GE Aerospace just hit it out of the park on earnings. Investors should get used to this because the company is set up for knocking home runs — like having an eternally youthful Aaron Judge in the batter’s box — for years and perhaps decades to come.

The numbers are eye-popping. Second-quarter revenue jumped 21% to $11 billion, and profit margins jumped almost 6 percentage points to 21.7%, driven by commercial engine maintenance and repair, the company reported on Thursday. GE raised its guidance for this year and now expects to earn $11.5 billion of operating profit in 2028, up from a forecast of $10 billion it gave last year. That increase was driven by expected revenue growth of more than 10% for the next several years, up from a forecast last year of high-single-digit sales growth.

So what gives with investors, who drove shares down 3% at one point? For one, analysts had been expecting an even larger guidance increase. For another, the stock is expensive after GE shares gained 60% this year before trading on Thursday, which has boosted the price-to-earnings ratio to more than 46 times, compared with the S&P 500 Index’s P/E of 25 times.

Still, it shouldn’t be hard for shareholders to look past these quibbles because GE Aerospace will be a cash-spewing machine for years to come, and Chief Executive Officer Larry Culp has a history of eagerly returning proceeds through buybacks and dividends.

There are no weaknesses in the fundamentals powering profits. Growth in commercial flights is expected to outpace that of the global economy, and defense spending is poised to increase over the next several years because of myriad global threats.

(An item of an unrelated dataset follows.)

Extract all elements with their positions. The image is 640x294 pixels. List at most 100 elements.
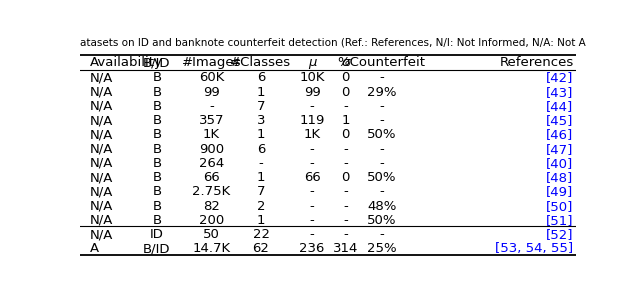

GE has become the supplier of choice for aircraft engines. Three-fourths of commercial flights are now powered by GE engines, with 49,000 in service, and that number is growing. This is important because GE earns much more money from servicing engines than it does from selling them. New engines, such as the LEAP power plant, actually lose money on each delivery during the early stages of their life cycles.

The company has caught a tailwind from airlines that are flying their jets longer because Boeing Co. and Airbus SE haven’t kept up with demand for new aircraft deliveries. These older engines, principally the CFM-56 that powers earlier versions of the Boeing 737, require more service. GE is expanding its maintenance and repair operations both with its own shops and third-party partners and is investing in equipment to make shop work more efficient. This lucrative business only grows as airlines choose GE engines for their new aircraft.